In summary, I think all that needs to be done right now for XLM and TransformerXL is to add a line or two in the starting docstring mentioning which type of LM to use. For Albert, I think we need to incorporate the masking scheme as a separate procedure in DataCollatorForLanguageModeling, but am not sure if this is the cleanest way to do it. Let me know what you would like.

@patrickvonplaten

shngt on 11 Jul 2020

I agree very much with what you say. For XLM and TransformerXL the script should work pretty much out of the box, so we would just have to adapt some comments in examples/language-modeling/run_language_modeling.py.

For Albert, it would be nice to create a new SpanMaskLanguageModeling Data collator.

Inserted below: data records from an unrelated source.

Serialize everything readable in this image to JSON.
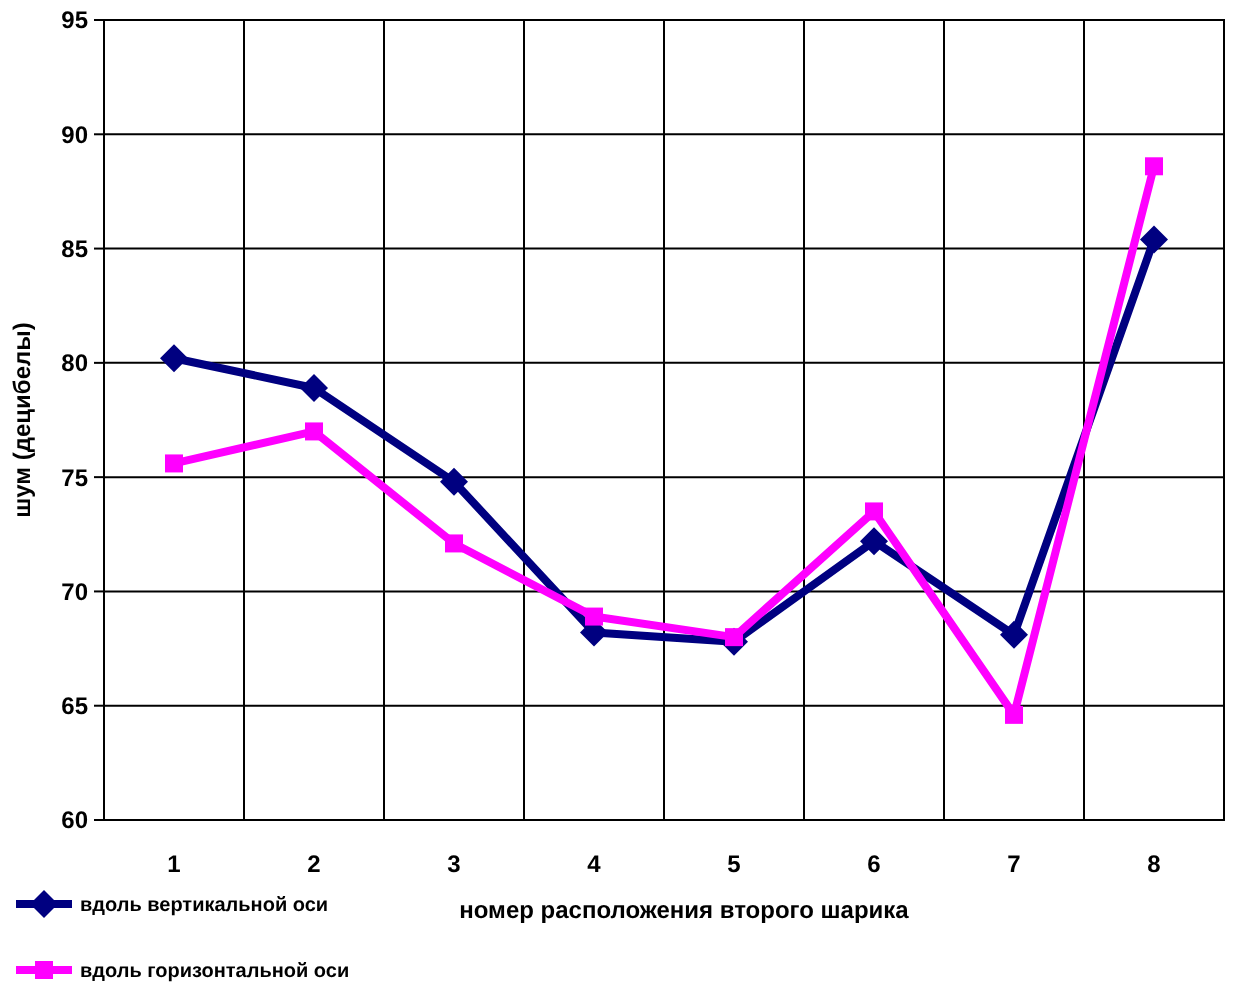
{
  "chart_data": {
    "type": "line",
    "xlabel": "номер расположения второго шарика",
    "ylabel": "шум (децибелы)",
    "categories": [
      "1",
      "2",
      "3",
      "4",
      "5",
      "6",
      "7",
      "8"
    ],
    "series": [
      {
        "name": "вдоль вертикальной оси",
        "color": "#000080",
        "marker": "diamond",
        "values": [
          80.2,
          78.9,
          74.8,
          68.2,
          67.8,
          72.2,
          68.1,
          85.4
        ]
      },
      {
        "name": "вдоль горизонтальной оси",
        "color": "#ff00ff",
        "marker": "square",
        "values": [
          75.6,
          77.0,
          72.1,
          68.9,
          68.0,
          73.5,
          64.6,
          88.6
        ]
      }
    ],
    "ylim": [
      60,
      95
    ],
    "yticks": [
      60,
      65,
      70,
      75,
      80,
      85,
      90,
      95
    ],
    "grid": true,
    "legend": "bottom left",
    "line_style": "solid"
  }
}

patrickvonplaten on 13 Jul 2020

👍1

Great, I'll get started then. I'll try to finish it over the weekend :)

shngt on 16 Jul 2020

👍1

Awesome, no rush though ;-)

patrickvonplaten on 16 Jul 2020

Maybe a stupid question, but where should I find run_lm_finetuning.py? The docs point to a dead link, as the file doesn't exist in the master branch.

KristenMoore on 17 Aug 2020

it's renamed and moved there.

iedmrc on 17 Aug 2020

👍2

Thanks for the notice @KristenMoore - The documentation was quite old. The new documentation should have fixed it :-)

patrickvonplaten on 20 Aug 2020

This issue has been automatically marked as stale because it has not had recent activity. It will be closed if no further activity occurs. Thank you for your contributions.